In a huge win for asylum-seeking families separated from their children at the border, the Trump administration has agreed to give some families a second chance at gaining asylum. The decision came on the night of September 12 as a result of three separate court cases challenging the Trump administration’s zero-tolerance policy that heartbreakingly separated more than 2,500 children from their mothers and fathers.
The legal advocates said that many immigrant parents whose children were torn from their arms and sent to detention facilities far away, with no plan to locate and return them, were too traumatized to pass the asylum interview process determining whether they have “credible fear” of returning to their countries.
When you look behind the walls of the detention centers, you can see that the asylum application process for these families, most of whom are fleeing horrific violence in Central America, is a travesty of justice and a violation of human rights.

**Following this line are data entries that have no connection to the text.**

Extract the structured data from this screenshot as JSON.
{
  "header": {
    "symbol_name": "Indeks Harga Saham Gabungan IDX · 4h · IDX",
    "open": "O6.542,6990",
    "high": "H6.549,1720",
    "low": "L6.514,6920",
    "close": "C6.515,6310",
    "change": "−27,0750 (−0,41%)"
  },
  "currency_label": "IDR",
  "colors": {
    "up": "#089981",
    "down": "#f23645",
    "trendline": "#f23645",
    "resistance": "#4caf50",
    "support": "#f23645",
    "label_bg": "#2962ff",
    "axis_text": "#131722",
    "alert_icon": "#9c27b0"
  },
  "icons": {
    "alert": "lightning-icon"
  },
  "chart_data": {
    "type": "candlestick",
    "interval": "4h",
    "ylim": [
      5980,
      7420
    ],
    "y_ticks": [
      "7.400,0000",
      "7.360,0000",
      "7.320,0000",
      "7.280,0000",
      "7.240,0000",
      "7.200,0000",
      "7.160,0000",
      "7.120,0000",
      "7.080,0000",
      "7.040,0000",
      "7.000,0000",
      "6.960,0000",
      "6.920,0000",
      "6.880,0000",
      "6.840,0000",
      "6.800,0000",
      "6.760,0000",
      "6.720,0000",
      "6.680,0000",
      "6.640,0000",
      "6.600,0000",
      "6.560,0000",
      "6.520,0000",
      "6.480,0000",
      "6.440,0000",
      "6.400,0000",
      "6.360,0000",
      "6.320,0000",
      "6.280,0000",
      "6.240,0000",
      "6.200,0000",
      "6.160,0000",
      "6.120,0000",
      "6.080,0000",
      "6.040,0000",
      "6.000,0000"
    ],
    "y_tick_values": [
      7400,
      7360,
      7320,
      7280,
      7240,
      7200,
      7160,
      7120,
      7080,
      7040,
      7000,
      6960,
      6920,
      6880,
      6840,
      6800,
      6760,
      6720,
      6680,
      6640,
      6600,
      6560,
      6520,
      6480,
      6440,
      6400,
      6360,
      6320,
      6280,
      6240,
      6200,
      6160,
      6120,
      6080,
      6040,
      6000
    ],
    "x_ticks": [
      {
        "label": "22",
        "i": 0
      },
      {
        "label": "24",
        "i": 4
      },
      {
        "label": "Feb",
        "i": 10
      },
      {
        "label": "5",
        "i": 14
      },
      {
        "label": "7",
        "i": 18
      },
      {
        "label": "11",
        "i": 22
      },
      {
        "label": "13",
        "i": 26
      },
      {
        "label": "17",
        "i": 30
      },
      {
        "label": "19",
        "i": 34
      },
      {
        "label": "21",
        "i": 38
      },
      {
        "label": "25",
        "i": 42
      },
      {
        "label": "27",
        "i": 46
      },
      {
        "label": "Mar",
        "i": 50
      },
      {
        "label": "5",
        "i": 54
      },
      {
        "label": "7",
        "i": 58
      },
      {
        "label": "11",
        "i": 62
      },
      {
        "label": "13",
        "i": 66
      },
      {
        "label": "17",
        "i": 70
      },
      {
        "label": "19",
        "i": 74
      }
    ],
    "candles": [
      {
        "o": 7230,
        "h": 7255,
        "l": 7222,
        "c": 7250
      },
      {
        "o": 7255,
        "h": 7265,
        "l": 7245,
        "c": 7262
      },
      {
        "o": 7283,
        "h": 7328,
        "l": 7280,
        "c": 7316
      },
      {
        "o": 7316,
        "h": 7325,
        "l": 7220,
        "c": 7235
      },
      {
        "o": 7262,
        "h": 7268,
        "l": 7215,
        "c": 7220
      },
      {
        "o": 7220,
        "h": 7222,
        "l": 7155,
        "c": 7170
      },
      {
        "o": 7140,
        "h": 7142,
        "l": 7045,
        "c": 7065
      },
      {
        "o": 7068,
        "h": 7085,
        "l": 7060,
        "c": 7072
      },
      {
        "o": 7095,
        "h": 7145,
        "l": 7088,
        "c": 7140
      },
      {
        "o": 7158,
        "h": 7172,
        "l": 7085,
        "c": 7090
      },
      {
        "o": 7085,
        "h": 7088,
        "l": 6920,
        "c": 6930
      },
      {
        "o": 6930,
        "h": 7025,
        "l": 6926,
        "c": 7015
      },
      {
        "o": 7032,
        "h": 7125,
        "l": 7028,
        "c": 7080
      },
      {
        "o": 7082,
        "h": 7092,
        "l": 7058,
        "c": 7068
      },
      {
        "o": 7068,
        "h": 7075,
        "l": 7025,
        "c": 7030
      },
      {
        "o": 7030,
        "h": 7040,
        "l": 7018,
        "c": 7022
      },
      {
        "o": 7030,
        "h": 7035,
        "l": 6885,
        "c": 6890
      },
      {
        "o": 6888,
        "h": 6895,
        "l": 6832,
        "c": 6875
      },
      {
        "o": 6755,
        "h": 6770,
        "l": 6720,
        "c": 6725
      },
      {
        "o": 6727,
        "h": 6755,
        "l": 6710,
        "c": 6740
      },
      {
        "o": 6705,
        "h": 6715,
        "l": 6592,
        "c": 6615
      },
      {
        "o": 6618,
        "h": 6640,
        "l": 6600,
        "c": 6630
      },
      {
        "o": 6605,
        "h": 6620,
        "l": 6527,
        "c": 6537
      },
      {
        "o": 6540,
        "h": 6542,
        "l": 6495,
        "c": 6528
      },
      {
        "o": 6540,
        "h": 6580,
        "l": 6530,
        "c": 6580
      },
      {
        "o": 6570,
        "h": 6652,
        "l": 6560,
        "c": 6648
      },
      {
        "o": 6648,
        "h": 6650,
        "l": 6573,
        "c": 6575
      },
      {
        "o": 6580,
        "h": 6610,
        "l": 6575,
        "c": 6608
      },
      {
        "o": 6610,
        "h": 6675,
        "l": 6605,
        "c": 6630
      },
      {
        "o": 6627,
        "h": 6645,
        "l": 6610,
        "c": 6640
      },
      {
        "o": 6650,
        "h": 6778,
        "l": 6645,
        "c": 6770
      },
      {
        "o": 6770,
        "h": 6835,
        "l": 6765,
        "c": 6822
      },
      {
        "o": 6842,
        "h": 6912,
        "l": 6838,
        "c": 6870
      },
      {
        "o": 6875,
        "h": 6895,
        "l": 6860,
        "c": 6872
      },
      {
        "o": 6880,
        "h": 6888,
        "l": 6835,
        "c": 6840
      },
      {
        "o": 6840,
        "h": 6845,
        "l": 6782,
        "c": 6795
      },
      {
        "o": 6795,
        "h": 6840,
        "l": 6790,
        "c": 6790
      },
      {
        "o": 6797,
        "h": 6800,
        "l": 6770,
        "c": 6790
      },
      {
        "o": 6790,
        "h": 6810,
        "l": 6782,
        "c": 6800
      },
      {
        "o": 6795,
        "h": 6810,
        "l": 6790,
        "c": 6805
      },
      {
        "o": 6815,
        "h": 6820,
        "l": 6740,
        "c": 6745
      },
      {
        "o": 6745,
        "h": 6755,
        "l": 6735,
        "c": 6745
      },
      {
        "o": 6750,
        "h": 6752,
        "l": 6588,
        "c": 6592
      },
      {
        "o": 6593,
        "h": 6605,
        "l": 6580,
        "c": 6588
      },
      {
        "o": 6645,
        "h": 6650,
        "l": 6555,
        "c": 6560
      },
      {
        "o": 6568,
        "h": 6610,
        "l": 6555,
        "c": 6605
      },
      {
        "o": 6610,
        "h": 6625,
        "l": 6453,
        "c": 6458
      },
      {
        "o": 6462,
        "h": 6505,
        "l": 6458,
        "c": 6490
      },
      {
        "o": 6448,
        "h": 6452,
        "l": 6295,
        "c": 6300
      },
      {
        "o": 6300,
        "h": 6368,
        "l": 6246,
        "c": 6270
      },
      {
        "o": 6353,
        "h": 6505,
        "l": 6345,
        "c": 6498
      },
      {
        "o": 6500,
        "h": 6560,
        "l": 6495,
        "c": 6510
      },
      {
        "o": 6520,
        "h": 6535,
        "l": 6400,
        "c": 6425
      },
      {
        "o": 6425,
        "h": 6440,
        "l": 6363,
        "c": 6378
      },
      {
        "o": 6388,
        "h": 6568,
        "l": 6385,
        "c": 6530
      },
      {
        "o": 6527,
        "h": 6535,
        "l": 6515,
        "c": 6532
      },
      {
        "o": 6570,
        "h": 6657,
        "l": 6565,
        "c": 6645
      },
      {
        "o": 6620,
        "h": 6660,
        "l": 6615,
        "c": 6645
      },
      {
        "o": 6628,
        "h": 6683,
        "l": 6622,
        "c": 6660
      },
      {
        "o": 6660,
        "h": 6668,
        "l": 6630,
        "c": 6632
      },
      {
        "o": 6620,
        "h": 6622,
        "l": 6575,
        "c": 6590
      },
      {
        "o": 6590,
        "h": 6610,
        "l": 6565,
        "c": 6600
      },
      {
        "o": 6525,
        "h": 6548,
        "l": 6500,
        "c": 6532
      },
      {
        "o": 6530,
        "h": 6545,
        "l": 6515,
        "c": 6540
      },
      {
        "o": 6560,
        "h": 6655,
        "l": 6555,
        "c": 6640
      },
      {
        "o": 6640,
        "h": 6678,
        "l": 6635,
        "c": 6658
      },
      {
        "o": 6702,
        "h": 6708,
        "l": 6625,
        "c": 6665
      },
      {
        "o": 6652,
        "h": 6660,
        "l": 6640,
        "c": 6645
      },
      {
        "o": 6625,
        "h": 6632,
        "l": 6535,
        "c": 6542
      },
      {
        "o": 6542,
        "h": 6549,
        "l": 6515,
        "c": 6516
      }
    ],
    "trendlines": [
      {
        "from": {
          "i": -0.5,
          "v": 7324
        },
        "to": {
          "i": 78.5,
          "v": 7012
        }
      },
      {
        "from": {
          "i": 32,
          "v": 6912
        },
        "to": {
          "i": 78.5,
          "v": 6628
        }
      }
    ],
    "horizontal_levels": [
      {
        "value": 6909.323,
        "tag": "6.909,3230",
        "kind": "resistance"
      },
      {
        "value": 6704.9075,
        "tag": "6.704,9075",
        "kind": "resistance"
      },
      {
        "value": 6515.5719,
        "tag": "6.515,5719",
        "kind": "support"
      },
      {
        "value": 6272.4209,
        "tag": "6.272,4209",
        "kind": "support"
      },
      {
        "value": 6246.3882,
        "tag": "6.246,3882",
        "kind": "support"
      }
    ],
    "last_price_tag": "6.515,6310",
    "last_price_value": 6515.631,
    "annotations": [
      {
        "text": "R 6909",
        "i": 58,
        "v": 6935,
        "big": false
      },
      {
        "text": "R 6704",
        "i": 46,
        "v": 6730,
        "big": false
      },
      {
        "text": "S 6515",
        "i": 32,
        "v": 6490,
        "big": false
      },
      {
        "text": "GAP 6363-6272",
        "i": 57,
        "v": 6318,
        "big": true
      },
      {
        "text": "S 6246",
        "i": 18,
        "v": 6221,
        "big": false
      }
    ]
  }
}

In interviews conducted by the American Immigration Council, one Honduran mother said that after her 9-year-old daughter was taken from her, the detention officer “told me to sign deportation papers, and I said no because I was afraid to return to my country. The immigration officer threatened me and told me that I would never see my child again because she was going to be adopted.”
The woman saw a judge who told her she would be reunited with her daughter that night. It wasn’t true. The trauma made her sick and gave her chest pains. She became desperate – crying, trembling and barely able to breathe.
“When we asked the guards for our kids,” she said, “they said it would be better if we never saw them again and that we should not try to seek asylum and should just go back to our countries alone. Some of the guards continued to say they knew nothing about where our kids were, while others told us they had already been adopted.”
I just repeated over and over that I wanted to be with my daughter. I started to cry so much I could not speak any longer. [The asylum officer] finally said that my interview was over.
For weeks, she was told nothing about her daughter’s whereabouts. She wrote six letters to Immigration and Customs Enforcement (ICE), but they gave her no information. She didn’t have money to make calls in the detention facility, so she worked as a cleaner for five days, seven hours each day, and was given a grand total of $1, which she used to make a one-minute phone call to her mother.
When she did meet with the asylum officer, she wasn’t even told that it was her credible fear interview. “The asylum officer asked if I wanted to continue the process or be deported,” she recalled. “I said, ‘I don’t want anything. I just want my daughter. Please give me my daughter.’ I just repeated over and over that I wanted to be with my daughter. He asked me about my case. He seemed angry, which made it even harder to focus on my case… The asylum officer constantly raised his voice, and spoke in an impolite way. I started to cry so much I could not speak any longer… He finally said that my interview was over. He… said that I did not qualify for asylum and would be deported immediately.”
That is how people fleeing violence seek asylum in the land of the free and the home of the brave, under this administration’s cruel policies. That is part of this administration’s plan to “make America great again.”
It is also alleged that parents were coerced into signing away their right to be reunified with their children or forced to agree to deportation, even if they wanted to apply for asylum. In a survey conducted by the American Immigration Council and the American Immigration Lawyers Association, 51 of 76 mothers surveyed reported that officers had coerced them. Twenty-five mothers said officers screamed at them, 13 said they were threatened with punishment, and 23 said ICE officers threatened to take away their children forever if they did not sign the papers.
As part of the court settlement this week, U.S. Citizenship and Immigration Services agreed to give a new credible fear interview to any parent who was separated from their child. If the child has an independent asylum claim, they will also be given another interview. Advocates estimate that more than 1,000 parents could be granted a new interview. It is also possible that some parents already deported could be able to return to the U.S. to conduct the interview, according to the American Civil Liberties Union, which brought forth one of the lawsuits.